If you were actually in IT, then you would know that these rules apply to sysadmins in the same way that saying "stay of the couch" affects your cat's behavior.
IBM is way too cheap for that... they would make him apply for a one off security exception to use a thumb drive explicitly with his old ass spectrum analyzer.
He would still get to sit on his ass for two weeks while it got the necessary management approvals, though, and another week while IT figured out a why to circumvent their new security lockdown software without triggering nasty warning e-mails to his manager.
But don't worry, those changes will magically disappear during the next software update, and he'll have to explain this to his NEW manager a few months down the road.
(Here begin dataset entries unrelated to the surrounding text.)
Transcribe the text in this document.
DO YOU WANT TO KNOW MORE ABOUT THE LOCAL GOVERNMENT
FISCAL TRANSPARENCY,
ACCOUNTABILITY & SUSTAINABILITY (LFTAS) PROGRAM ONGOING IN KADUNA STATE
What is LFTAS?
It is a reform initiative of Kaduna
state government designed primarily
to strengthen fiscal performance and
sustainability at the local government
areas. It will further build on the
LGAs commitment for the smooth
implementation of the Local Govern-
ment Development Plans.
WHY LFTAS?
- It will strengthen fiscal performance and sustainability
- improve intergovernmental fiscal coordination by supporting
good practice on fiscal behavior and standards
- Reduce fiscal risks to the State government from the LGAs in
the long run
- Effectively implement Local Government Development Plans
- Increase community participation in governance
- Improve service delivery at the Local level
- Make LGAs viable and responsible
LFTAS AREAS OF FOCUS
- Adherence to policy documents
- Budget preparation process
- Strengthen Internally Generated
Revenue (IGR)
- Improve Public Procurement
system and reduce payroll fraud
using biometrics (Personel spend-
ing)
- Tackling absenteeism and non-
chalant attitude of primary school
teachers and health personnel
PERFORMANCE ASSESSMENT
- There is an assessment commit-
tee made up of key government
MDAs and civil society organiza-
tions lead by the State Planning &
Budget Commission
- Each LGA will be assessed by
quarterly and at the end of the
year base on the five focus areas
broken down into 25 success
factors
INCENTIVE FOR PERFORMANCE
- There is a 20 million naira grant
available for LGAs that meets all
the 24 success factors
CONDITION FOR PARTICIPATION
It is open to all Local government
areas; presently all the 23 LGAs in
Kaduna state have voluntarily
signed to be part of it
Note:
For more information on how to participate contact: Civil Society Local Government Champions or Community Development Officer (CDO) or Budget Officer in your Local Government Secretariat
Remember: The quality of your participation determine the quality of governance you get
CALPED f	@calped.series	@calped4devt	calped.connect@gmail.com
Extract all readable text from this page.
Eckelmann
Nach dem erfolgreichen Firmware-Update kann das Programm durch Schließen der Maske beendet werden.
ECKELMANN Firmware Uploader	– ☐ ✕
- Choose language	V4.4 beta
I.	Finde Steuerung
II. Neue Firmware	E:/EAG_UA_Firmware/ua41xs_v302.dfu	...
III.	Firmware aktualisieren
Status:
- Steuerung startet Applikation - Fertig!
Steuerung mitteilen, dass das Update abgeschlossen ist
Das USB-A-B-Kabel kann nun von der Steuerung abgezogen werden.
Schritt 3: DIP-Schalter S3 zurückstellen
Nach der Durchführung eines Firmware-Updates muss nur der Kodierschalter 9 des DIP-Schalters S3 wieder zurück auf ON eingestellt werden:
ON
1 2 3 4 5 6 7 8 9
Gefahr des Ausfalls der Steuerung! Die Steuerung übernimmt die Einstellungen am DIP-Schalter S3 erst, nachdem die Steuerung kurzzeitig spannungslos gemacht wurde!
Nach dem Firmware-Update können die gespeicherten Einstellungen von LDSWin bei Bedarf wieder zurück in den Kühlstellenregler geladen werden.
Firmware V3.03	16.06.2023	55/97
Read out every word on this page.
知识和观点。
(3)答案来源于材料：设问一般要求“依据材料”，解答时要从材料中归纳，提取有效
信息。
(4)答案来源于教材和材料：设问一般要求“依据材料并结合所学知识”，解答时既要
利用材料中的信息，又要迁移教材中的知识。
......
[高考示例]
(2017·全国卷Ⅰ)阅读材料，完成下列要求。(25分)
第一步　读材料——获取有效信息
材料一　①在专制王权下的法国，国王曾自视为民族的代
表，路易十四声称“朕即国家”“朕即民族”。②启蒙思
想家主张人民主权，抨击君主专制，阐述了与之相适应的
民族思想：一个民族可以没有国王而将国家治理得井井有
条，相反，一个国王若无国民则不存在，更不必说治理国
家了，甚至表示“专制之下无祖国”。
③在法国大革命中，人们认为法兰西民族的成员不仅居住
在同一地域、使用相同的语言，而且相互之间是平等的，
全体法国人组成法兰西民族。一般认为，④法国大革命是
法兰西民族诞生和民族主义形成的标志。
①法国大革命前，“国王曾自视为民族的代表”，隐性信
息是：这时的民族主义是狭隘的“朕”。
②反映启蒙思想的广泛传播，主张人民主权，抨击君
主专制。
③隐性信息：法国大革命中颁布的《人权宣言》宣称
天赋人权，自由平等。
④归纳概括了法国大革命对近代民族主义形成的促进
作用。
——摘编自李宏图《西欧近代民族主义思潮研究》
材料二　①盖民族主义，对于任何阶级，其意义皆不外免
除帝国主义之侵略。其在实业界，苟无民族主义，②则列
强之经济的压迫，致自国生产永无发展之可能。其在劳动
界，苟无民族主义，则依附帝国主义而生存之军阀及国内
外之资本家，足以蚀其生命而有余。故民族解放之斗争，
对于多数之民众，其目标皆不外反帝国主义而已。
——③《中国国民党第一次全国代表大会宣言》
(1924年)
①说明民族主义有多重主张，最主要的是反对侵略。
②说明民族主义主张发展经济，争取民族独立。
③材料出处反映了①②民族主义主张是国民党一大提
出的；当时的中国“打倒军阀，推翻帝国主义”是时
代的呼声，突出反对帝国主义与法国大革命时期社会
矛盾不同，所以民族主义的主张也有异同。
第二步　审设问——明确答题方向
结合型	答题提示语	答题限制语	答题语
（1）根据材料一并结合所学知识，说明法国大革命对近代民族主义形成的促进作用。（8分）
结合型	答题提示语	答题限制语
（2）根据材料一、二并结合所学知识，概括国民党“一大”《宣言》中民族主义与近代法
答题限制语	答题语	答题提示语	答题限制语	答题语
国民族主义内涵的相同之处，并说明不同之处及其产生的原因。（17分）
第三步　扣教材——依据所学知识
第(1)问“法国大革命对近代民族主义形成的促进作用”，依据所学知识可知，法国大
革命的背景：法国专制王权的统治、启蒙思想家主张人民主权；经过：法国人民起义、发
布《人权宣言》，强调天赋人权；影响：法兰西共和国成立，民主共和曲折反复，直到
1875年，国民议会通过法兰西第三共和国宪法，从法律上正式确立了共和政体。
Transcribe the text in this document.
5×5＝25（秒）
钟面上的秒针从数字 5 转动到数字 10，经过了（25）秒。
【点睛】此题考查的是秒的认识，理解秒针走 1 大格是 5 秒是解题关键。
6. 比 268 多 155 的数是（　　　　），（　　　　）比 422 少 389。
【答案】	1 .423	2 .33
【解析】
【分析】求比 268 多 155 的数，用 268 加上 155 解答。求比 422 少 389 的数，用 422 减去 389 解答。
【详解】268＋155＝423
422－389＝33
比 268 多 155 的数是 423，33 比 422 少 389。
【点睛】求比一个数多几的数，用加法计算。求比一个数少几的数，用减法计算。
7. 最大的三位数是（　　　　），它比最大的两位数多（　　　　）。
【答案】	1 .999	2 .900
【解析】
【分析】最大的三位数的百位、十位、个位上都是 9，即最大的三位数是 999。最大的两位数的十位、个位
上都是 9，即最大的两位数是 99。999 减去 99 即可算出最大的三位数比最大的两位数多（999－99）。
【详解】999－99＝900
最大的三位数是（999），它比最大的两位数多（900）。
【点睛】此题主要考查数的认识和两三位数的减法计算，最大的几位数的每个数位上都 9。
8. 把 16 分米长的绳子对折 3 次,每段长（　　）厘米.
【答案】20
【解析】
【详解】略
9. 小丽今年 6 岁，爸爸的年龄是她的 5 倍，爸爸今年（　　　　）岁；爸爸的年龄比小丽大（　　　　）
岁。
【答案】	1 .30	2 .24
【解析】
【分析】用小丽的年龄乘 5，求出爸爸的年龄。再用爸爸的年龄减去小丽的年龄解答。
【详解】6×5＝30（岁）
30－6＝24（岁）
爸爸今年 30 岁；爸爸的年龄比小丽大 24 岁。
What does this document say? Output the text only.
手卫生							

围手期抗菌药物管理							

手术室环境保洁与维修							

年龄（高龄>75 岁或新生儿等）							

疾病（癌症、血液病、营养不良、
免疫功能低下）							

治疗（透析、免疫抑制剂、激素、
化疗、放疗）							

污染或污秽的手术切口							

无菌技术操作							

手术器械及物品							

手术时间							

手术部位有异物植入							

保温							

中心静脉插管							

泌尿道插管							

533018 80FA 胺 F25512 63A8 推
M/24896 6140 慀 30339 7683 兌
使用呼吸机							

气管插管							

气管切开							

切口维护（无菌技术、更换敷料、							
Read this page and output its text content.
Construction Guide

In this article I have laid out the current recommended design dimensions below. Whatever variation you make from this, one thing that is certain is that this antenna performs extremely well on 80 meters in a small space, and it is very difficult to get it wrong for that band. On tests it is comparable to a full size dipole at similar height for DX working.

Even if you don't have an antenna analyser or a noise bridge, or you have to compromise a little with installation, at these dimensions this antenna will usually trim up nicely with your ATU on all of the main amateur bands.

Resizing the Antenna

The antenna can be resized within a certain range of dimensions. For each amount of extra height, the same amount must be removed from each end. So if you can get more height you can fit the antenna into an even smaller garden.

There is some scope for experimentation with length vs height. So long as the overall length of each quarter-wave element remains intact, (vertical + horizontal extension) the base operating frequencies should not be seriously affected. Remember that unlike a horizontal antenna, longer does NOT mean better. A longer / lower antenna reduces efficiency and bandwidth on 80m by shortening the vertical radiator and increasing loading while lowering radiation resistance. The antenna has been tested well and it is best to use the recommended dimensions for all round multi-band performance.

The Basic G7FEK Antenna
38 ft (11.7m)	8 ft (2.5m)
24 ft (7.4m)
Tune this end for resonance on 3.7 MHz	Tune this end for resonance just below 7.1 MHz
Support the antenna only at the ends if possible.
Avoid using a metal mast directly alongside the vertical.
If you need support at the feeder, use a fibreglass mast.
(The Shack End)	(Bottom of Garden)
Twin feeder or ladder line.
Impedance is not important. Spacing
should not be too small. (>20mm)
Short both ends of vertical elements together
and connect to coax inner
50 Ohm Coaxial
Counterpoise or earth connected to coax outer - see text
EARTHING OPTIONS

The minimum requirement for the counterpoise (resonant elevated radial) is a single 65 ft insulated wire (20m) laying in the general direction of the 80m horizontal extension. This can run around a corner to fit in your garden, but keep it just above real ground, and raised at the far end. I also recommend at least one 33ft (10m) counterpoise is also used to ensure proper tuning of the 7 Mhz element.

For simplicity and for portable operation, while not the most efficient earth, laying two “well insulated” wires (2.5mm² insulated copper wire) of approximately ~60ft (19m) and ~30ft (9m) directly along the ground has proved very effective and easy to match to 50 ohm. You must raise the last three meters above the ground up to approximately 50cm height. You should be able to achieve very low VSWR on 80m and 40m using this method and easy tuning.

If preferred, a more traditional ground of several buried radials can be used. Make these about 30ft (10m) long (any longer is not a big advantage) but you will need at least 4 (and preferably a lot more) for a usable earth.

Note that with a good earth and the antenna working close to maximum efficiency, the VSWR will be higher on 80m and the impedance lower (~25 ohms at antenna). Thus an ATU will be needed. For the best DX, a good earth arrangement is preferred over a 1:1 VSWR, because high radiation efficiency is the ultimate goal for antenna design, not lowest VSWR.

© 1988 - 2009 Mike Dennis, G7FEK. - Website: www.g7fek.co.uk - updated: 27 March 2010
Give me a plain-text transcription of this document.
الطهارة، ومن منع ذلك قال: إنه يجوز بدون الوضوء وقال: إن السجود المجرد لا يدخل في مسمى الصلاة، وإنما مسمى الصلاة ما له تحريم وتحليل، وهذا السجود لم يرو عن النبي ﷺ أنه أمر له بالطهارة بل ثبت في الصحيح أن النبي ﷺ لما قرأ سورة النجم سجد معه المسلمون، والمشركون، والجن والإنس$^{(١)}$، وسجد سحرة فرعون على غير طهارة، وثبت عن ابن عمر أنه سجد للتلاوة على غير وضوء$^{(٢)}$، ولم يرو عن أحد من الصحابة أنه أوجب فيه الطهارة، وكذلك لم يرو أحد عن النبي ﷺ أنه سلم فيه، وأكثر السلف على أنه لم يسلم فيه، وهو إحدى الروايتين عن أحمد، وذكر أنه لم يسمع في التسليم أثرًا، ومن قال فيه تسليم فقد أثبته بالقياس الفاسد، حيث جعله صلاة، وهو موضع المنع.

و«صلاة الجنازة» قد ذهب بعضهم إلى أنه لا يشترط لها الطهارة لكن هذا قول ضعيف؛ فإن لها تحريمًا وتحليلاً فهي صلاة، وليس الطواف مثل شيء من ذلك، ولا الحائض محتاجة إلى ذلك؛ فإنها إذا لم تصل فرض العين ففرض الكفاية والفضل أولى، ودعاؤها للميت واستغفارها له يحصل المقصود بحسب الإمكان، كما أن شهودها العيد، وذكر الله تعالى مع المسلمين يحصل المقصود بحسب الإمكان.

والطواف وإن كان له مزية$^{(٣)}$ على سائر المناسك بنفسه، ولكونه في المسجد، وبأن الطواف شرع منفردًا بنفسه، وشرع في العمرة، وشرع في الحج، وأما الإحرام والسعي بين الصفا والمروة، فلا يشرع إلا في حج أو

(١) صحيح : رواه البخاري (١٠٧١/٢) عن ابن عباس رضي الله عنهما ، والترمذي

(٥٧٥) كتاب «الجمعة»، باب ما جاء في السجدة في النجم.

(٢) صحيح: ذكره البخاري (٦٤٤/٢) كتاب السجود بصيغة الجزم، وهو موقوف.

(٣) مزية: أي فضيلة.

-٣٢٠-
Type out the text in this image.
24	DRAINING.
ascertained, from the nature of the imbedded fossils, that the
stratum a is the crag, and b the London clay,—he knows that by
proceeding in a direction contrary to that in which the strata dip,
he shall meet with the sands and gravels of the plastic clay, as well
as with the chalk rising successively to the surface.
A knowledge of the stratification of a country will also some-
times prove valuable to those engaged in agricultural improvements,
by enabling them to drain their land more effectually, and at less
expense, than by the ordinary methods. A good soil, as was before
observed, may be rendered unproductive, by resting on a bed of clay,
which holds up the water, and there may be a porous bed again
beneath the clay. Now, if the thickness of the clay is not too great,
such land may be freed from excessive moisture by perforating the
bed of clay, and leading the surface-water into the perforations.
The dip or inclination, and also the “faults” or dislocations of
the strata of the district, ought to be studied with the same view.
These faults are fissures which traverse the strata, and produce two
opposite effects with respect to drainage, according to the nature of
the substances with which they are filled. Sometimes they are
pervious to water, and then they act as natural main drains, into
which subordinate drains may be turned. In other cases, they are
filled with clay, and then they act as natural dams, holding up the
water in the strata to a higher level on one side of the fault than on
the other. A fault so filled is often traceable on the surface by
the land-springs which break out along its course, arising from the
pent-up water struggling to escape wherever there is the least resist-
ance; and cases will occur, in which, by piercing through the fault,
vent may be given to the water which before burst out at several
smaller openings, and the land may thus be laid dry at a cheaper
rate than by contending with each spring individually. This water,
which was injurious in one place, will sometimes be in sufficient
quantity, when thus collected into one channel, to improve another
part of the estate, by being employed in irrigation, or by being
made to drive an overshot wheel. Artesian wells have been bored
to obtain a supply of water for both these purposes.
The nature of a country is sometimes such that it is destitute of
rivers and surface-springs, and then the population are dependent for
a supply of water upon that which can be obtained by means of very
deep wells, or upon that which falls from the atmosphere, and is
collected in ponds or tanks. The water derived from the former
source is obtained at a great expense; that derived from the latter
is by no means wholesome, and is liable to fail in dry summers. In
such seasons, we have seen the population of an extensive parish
Assuming that they don't just outsource the job to China first.
It's super trivial to export data for someone already on the inside.
I was at a company that locked down USB ports as described in this article and also proxied all web traffic, blocked all cloud file sharing services and fiddled with session cookies to web sties.
And yet they offered PuTTY in their user-allowed, self-service app portal....
SSH tunnel to my home network (along with whatever TCP redirects I wanted)....
Not saying I exported data, although I did test it to see if it would work (for science!)... I just used it to do personal web browsing from my own computer.
My eyes reflect the stars and a smile lights up my face.
But how much productivity is lost because I need to use my personal laptop to transfer screenshots from a spectrum analyzer (USB port only!) via emailing to myself? My company does basically the same thing, and as an electronics engineer that spends a bunch of time at a test bench, this SUCKS!
We have had a similar policy to IBM's for a few years. A person who needs to use usb storage devices for things like you're talking about have to apply for security exceptions. Even if your employer grants a few thousand legitimate exceptions for stuff like this, they have still minimized risk by eliminating USB use by the other 200,000 employees. It does involve some overhead and time wasted when you first apply for your exception. In my opinion the benefit outweighs the drawback.
It's a lot like changing a default security policy to DENY and only ALLOWing things you really want. Minor inconvenience in exchange for greatly improved security.